Оказалось, что он и учитель стоят в оппозиции к остальным белым на острове.
– У нас в жилах течет индейская кровь. – Он показал на свои сверкающие черные глаза. – Мы хотим, чтобы островитяне покинули этот остров и познакомились с жизнью на материке.
«А патер Себастиан этого не хочет», – подумал я. Он боится, что они, получив неограниченный доступ к спиртному, живо сопьются. Боится, что их там будут нещадно эксплуатировать и они пропадут.
– Мы хотим поднять их жизненный уровень до современных требований, – продолжал деревенский врач. – Хотим, чтобы все босые обулись.
«А патер Себастиан считает это неразумным», – думал я. Я сам однажды слышал, как он говорил, что местные жители, не знающие ботинок, лучше кого-либо перемещаются по здешнему каменистому грунту, которого никакая обувь не выдерживает. Кое-кто пробовал ходить в ботинках, так у них кожа на ступне быстро становилась нежной, и, разбив обувь, они потом резали себе ноги в кровь.
«Похоже, у каждого из этих вопросов есть две стороны», – заключил я. Причем мнение патера Себастиана основано на опыте целой жизни, а этот молодой врач прибыл на остров с последним кораблем.

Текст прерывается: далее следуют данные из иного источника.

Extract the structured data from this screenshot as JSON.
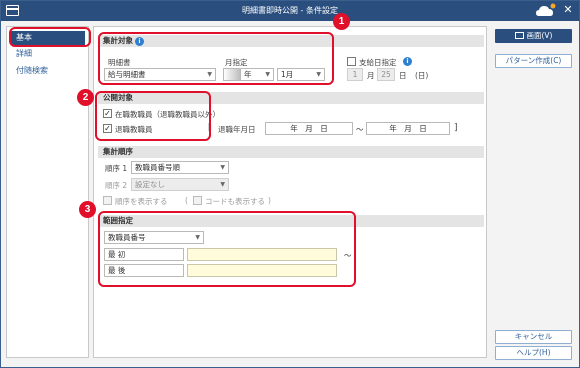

– Будете уходить – дайте музыкантам тысячу песо, а еще лучше – пятнадцать долларов в твердой валюте, – сказал врач и добавил: – Они этого ждут.
– Но ведь вся компания угощается нашим шоколадом, и курит наши сигареты, и веселится вместе с нами, – возразил я.
– Разве вы в Европе не платите оркестру, когда приходите на танцы? Если вы ничего не дадите музыкантам только потому, что они местные, в другой раз вас никто не пригласит.
Я потихоньку собрал своих ребят, мы поблагодарили всех и отправились к себе в лагерь. Мы ничего не заплатили, но в приглашениях на хюлу в деревню Хангароа не было недостатка, пока мы находились на острове.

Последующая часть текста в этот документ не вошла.